Thursday, October 22, 2015


    Like the finely machined parts of a watch, the various aspects of the Attire language work together; often meshing in the way that gears do, moving each other forward to get to the result desired.  So far, in looking at the mechanics that exists within Attire, I've talked about Intention, Scale, Elaboration and Luxury.
    This next bit is about Volume.  Of course Volume and Scale are closely related; but Volume usually refers to the larger aspects of a garment or an accessory, while Scale can be in play for a detail of them.
    The smaller the volume of a piece of apparel, and at the moment I mean one that still remains well fitted, if tiny, the more our minds are going to equate that garment with overt sexuality.  So a dress that barely covers a woman from nipples to crotch is going to read as provocative in a sexual way much more readily than one that is knee length.  And a knit shirt that is hemmed to hit the waist line but not pass it, and also has no sleeves, is going to be seen as similarly sexy for a man.
    Now, if those same two garments are even smaller in volume, to the point where fit suffers, then the sexual reaction begins to fade away, replaced by embarrassment, snide humor, or even pity.  Seeing people in clothing that we perceive as too tight, and too small garners instant opprobrium. We see it as an indicator of desperation, and an unhealthy need for attention.
     At the other end of the volume dial, where big becomes gargantuan, the same kind of tipping point exists.  A grandly sized garment can quickly become an item of comedy, or derision to us.  Why else do we dress traditional clowns in clothing either wildly too large, or small?  Because our minds equate incorrect Volume with humor, and even insanity.  The only trustworthy exception to this axiom is in ritual clothing, like the regalia of monarchs, or the panoply of the religious.  In that instance, no train can be too long, no cape to vast, no skirt too wide.
    I find myself thinking of Diana Spencer when she married.  Looked at dispassionately, the poor woman was nearly swallowed within the enormity of her dress, train, and veil.  But our reaction to it at the time, was that it was the height of romanticism. We give, in such instances, ridiculous Volume a pass. But that is a rare and sometime thing.
    Extreme volume in the real world is both inconvenient, and likely to invite negative comments.
    When larger Volume is handled correctly, it conveys a sense of drama, like the sweep of a floor length cape, or the delicious swing of a full skirt.

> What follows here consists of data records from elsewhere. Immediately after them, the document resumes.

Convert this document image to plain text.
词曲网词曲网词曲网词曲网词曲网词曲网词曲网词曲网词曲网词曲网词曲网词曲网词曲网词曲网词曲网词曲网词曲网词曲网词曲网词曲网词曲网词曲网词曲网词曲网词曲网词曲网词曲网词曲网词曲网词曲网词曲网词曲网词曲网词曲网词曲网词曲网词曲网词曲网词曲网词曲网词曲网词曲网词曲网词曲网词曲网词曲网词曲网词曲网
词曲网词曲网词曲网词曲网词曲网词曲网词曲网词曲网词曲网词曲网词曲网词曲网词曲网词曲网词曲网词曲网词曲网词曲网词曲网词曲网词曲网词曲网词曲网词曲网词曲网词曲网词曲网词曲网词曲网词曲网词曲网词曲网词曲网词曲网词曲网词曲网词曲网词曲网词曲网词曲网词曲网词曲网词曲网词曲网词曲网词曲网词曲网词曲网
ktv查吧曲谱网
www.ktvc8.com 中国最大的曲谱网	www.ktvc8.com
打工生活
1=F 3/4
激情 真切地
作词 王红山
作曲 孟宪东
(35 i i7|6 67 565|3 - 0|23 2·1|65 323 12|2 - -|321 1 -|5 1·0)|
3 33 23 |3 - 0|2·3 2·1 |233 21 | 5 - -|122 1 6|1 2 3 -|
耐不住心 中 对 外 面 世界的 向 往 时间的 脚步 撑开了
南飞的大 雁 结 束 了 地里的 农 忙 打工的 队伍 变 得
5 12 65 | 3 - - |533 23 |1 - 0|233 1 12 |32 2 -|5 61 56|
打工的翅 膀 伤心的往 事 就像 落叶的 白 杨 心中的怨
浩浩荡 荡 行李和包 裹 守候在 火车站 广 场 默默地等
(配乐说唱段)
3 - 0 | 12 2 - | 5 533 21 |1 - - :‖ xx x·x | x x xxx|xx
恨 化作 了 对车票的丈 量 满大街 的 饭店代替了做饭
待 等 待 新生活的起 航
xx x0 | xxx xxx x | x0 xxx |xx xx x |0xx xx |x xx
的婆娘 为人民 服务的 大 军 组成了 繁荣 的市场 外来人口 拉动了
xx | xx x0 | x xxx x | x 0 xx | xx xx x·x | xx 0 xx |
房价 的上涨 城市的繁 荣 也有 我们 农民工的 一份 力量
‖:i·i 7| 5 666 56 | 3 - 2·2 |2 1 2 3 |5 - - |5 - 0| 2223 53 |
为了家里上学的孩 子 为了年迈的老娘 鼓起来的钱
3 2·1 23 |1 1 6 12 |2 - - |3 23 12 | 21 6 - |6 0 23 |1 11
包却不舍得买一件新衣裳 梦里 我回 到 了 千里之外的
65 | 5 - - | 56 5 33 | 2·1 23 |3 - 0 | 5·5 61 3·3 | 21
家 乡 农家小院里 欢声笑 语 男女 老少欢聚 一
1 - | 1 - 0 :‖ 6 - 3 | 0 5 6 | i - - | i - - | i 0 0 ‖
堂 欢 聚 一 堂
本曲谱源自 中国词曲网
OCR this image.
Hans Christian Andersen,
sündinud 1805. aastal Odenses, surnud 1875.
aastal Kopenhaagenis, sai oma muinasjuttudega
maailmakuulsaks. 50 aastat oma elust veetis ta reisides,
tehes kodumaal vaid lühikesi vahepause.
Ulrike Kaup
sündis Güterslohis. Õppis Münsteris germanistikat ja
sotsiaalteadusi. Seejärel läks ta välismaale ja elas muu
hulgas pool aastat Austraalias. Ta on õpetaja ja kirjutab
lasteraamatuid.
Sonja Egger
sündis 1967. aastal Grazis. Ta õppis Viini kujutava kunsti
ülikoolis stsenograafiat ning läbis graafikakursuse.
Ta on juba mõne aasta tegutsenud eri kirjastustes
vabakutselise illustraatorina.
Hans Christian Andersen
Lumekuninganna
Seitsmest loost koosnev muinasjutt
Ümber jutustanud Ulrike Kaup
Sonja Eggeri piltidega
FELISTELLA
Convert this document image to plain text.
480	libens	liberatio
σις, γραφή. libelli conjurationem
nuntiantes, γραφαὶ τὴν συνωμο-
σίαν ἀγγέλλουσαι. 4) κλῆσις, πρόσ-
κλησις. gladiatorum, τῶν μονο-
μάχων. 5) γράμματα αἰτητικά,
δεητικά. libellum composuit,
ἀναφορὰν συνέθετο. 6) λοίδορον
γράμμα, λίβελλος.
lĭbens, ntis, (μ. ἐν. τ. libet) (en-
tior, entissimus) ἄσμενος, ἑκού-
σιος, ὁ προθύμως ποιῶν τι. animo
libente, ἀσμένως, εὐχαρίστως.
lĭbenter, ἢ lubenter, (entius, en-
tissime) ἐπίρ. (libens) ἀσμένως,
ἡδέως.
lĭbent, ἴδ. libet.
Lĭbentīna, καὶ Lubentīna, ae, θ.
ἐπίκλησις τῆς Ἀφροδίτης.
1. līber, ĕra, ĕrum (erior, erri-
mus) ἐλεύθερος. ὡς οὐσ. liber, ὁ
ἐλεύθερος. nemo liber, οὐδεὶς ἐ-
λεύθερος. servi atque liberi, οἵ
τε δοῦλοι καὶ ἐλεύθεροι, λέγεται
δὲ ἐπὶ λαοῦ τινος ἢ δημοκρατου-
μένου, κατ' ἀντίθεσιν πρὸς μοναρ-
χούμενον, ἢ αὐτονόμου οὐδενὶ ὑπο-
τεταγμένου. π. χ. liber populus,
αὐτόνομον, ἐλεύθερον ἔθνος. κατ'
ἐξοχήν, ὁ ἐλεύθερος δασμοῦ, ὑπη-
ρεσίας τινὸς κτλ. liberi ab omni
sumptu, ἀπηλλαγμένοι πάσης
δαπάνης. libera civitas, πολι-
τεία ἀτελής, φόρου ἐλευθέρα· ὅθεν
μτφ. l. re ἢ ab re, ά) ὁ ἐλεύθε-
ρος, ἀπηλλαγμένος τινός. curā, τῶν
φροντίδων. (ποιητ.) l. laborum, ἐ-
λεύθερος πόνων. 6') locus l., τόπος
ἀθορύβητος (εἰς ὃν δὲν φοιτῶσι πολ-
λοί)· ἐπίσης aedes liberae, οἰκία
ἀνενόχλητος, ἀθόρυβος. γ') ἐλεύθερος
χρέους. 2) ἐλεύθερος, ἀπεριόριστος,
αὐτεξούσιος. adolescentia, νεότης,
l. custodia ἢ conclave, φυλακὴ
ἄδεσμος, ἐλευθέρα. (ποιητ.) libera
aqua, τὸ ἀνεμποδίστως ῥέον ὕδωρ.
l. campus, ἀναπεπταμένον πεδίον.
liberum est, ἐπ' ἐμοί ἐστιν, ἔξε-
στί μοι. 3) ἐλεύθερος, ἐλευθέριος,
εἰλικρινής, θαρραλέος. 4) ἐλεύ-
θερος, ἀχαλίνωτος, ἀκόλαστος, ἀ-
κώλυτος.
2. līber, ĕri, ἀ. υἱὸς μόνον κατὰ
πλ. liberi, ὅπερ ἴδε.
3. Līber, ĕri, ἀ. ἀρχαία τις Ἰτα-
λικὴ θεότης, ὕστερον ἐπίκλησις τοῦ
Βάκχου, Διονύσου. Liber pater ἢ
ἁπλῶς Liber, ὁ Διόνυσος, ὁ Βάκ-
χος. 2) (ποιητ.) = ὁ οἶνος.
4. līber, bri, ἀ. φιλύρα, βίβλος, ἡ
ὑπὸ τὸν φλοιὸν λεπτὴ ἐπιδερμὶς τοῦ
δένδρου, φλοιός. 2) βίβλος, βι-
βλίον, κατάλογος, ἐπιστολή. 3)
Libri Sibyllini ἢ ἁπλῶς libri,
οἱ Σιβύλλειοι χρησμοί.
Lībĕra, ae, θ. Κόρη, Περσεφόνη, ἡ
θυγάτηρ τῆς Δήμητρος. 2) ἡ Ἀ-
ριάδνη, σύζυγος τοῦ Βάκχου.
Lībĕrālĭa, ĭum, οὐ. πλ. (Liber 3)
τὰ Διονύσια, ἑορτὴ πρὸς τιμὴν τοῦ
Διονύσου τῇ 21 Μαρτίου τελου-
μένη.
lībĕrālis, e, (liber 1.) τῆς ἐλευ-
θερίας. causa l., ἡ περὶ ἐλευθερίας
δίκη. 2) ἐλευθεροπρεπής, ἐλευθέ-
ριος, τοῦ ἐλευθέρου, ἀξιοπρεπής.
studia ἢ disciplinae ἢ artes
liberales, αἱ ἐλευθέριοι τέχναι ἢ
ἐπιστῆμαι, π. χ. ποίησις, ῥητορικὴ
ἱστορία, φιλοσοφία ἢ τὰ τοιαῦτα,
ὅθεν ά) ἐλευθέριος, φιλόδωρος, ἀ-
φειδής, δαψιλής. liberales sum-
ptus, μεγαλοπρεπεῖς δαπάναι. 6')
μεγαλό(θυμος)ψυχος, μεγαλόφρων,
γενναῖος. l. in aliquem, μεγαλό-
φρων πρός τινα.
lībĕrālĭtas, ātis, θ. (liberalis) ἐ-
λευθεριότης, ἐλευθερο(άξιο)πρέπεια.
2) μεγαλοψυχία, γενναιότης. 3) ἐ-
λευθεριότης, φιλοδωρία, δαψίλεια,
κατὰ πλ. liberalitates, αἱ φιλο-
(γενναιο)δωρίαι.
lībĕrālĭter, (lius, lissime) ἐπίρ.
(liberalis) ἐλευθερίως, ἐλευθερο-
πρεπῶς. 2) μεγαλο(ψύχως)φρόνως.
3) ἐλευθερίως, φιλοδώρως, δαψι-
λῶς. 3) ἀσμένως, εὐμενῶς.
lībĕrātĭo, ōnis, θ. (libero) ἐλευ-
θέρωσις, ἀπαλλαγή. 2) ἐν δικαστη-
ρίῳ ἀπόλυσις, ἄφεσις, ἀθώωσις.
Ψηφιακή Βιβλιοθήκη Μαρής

    When small Volume is well done it relays a message of precision, and attention to detail.
    Like any of the other mechanisms I've already described, Volume rarely exists alone, the other interconnected parts affect it and it, them.  For example, if a garment is a solid color, and large Volume is in use, the effect will most likely be grand and elegant looking.  But render the same thing in the wrong pattern and it becomes a pile of visual noise that exhausts the eye.  And if small Volume is used, and a pattern is chosen, the resulting item can seem fussy, and conservative if too small a  pattern is used.
    So far now, I've addressed 5 parts that make up the inner workings of Attire.  There are others, like Coloration, Pattern, and Texture.  I will get to these soon, so we can start looking at how they all play together.  It's how they interact that makes this all so interesting, and complicated.